Where were the marriage proposals? Over at "The Breakfast Table" the Mendelsohns were back, which meant a Fray bonanza. There were plenty of spare members of the Mendelsohn family and also those true Breakfast Table threads—none of them staying on topic for long and all of them involving being rude to other posters: "The only reason you are elevated [to gold stars] is so the rest of us know who to make ad hominem attacks against."

Who reads the Fray? This thread suggests that some people who need new ideas do. It was posted in the "Today's Papers" Fray, which doesn't get featured much because it is so current, but has some of the best discussions, is home to many Fray stars, and is highly recommended.

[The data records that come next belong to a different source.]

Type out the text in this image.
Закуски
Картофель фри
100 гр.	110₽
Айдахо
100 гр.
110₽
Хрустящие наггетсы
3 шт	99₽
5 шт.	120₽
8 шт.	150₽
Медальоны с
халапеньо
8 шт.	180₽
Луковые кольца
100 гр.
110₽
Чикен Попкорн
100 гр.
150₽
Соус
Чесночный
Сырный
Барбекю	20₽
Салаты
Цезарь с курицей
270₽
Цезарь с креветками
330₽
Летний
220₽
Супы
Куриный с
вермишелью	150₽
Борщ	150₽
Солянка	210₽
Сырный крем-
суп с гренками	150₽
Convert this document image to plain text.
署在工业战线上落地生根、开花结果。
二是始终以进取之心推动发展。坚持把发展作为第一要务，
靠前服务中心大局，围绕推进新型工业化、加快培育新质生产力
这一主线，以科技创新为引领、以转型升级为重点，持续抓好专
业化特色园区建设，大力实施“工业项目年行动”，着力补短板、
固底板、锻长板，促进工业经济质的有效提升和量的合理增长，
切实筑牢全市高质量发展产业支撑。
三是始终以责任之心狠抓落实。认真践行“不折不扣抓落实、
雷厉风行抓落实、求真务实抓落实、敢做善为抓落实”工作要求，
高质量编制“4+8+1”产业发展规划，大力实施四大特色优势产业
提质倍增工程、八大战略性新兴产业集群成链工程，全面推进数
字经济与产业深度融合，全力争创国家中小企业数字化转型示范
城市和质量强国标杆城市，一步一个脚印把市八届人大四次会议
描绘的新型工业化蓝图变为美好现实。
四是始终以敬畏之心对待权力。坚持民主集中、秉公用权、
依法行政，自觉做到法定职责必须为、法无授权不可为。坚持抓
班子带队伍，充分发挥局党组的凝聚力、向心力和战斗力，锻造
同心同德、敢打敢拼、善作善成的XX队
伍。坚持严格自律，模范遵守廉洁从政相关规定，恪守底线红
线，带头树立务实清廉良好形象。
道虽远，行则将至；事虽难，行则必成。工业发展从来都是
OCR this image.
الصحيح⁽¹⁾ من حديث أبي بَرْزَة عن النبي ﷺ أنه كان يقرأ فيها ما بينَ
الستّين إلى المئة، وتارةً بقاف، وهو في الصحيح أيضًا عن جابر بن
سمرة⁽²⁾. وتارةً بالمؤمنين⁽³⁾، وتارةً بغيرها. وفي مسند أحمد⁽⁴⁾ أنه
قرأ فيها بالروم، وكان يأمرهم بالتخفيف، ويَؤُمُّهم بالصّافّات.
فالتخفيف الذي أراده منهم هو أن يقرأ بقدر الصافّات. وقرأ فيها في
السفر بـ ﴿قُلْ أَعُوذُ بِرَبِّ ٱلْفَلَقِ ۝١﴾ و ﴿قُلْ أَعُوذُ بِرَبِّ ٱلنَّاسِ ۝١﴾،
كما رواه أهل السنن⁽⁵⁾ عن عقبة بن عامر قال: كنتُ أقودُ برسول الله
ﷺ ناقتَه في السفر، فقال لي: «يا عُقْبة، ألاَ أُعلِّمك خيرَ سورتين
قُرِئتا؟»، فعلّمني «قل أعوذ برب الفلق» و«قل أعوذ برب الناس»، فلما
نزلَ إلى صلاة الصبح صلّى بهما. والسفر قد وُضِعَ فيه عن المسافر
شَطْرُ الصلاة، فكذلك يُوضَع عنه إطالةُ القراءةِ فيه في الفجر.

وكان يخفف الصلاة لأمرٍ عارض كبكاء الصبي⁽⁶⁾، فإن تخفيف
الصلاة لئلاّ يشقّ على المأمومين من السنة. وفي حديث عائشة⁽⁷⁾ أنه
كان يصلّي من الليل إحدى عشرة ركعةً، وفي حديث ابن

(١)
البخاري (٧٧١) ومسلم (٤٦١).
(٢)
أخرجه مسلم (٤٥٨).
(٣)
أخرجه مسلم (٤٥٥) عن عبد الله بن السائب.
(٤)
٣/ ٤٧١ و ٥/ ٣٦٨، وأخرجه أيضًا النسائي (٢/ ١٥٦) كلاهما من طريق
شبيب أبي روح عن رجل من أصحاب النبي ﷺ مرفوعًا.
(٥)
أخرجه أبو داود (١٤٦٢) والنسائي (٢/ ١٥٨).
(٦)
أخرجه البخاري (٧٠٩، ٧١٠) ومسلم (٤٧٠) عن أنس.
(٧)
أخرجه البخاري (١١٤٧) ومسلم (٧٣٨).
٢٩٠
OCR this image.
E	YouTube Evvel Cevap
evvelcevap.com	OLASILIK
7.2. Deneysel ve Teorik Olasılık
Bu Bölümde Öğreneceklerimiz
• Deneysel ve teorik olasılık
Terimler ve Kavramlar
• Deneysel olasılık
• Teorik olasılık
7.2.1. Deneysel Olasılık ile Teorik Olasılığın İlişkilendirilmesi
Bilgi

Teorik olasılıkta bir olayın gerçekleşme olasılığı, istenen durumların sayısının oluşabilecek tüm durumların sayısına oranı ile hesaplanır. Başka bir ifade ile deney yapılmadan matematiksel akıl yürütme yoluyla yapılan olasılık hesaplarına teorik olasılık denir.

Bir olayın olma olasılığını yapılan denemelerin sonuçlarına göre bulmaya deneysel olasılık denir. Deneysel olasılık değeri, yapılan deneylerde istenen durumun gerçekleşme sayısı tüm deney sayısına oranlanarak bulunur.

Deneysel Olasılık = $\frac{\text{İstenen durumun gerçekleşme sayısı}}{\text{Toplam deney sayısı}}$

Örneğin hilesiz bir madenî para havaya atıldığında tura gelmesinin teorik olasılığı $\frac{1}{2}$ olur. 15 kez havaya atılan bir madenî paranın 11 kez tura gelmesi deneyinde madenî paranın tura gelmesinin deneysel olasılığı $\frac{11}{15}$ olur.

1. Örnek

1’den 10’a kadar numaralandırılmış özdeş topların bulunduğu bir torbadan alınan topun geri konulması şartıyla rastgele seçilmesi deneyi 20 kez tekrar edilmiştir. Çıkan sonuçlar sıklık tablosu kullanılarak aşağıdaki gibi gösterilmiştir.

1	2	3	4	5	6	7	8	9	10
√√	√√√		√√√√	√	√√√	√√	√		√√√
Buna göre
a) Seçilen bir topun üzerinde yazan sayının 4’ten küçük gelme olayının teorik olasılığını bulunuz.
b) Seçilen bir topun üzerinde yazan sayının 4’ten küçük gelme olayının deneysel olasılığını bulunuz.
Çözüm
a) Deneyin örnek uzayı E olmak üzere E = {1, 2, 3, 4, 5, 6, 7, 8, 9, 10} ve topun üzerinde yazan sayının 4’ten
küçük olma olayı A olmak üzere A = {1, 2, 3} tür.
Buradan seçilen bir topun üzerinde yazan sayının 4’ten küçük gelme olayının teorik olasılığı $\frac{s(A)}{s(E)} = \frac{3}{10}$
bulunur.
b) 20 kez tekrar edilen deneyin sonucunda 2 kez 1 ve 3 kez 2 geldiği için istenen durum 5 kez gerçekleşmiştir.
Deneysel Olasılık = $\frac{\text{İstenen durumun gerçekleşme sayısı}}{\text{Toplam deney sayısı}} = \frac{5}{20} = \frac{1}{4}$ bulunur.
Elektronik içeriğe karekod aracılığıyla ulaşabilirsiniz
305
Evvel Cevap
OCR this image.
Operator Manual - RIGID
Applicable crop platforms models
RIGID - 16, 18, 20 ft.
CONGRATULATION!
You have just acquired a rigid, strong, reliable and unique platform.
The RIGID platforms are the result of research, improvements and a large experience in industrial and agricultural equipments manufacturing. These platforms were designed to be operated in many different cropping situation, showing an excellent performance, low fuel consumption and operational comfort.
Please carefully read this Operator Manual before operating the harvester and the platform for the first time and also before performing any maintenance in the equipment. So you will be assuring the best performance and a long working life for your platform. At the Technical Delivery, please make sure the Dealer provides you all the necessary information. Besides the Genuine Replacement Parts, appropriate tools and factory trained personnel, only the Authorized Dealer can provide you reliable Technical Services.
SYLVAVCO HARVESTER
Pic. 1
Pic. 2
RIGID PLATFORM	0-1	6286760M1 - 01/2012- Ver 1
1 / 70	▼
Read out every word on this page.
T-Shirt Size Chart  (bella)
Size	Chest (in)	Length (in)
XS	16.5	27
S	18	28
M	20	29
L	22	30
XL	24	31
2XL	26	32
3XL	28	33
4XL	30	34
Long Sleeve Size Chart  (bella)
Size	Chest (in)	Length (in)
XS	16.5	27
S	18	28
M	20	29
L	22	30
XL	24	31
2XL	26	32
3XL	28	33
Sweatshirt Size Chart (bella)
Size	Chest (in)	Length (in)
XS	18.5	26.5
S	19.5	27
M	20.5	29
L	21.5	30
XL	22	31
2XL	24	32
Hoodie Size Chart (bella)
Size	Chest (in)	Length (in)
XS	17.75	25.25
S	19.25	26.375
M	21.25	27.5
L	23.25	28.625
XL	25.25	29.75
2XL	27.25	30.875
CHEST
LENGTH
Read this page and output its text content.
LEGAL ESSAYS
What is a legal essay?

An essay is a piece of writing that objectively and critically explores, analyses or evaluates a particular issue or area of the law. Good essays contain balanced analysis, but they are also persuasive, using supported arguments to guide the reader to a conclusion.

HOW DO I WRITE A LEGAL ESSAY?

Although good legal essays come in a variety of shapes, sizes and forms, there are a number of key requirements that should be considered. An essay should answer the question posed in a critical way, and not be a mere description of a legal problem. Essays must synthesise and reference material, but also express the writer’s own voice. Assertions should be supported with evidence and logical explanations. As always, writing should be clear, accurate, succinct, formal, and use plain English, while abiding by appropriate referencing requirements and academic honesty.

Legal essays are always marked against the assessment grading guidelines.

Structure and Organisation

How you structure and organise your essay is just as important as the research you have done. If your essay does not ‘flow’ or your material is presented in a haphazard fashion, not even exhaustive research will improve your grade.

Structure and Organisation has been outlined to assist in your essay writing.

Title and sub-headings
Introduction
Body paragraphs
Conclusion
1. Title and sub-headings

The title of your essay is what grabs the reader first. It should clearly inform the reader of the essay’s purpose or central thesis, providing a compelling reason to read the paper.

Fray poster of the week is Arthur Stock: using his Fray contributions to avoid the death penalty here; trying to sneak Ayn Rand in here (click here and scroll to the Fray Notes to see if he succeeded); and teasing Slate on a vulnerable point here.

There were some tough Frays this week. Posters came out by the thousands to argue with "Sports Nut" on Cal Ripken. The "Moneybox" on Martha Stewart brought out the worst in Fray posters. And some of the comments on "The Book Club" on depression (posted at the end of the article) made hard but worthwhile reading.

The "Culturebox" on Amazon's recommendation system produced the Michael Murray post above and also several real authors commenting on the verdicts on their own books—as WillV says, that's got to be worth a 5 rating for the Fray.